Modern semantic search is built on two core components:
An embedding model, which converts text into numerical representations that capture its meaning.
A vector database, which stores those representations and finds the most semantically similar results.
These numerical representations, known as embeddings, allow a system to measure how closely two pieces of text are related, even when they share very few words.
It's More Accessible Than Ever
Until recently, this type of search was often associated with complex AI projects and significant infrastructure costs.
Today, that's no longer the case.
Managed platforms can automatically provision vector databases and generate embeddings for you, making implementation straightforward. However, for many small and medium-sized businesses, always-on managed services can become an unnecessary ongoing expense.
A lightweight approach can be far more cost-effective.
In one of our recent demos, we combined PostgreSQL with the pgvector extension as the vector database and OpenAI's `text-embedding-3-small` model to generate embeddings. Because the embedding model is pay-as-you-go, businesses only pay for what they use rather than maintaining expensive dedicated infrastructure.
Why It Matters
Your employees and customers don't think in keywords they think in ideas.

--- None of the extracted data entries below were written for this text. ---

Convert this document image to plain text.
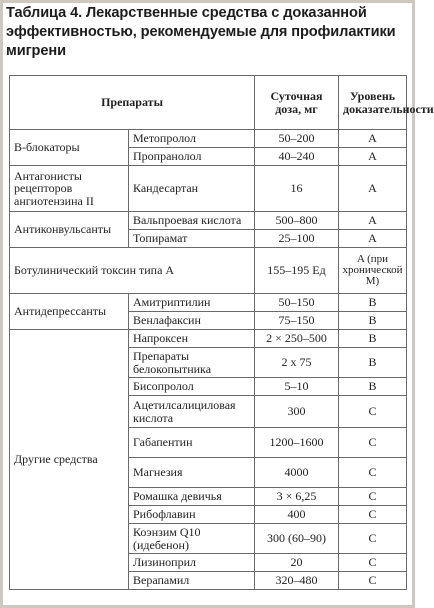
Таблица 4. Лекарственные средства с доказанной эффективностью, рекомендуемые для профилактики мигрени
Препараты		Суточная доза, мг	Уровень доказательности
В-блокаторы	Метопролол	50–200	A
	Пропранолол	40–240	A
Антагонисты рецепторов ангиотензина II	Кандесартан	16	A
Антиконвульсанты	Вальпроевая кислота	500–800	A
	Топирамат	25–100	A
Ботулинический токсин типа А		155–195 Ед	A (при хронической М)
Антидепрессанты	Амитриптилин	50–150	B
	Венлафаксин	75–150	B
Другие средства	Напроксен	2 × 250–500	B
	Препараты белокопытника	2 х 75	B
	Бисопролол	5–10	B
	Ацетилсалициловая кислота	300	C
	Габапентин	1200–1600	C
	Магнезия	4000	C
	Ромашка девичья	3 × 6,25	C
	Рибофлавин	400	C
	Коэнзим Q10 (идебенон)	300 (60–90)	C
	Лизиноприл	20	C
	Верапамил	320–480	C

Semantic search bridges the gap between the language people naturally use and the way information is stored, helping them find answers faster and reducing frustration.
Whether you're searching support documentation, product catalogues, internal knowledge bases or API libraries, every query is ranked by meaning rather than simple word matching, surfacing the most relevant results first.
The result is a search experience that feels more intuitive, saves time, and helps people find exactly what they came for even when they don't know the right words.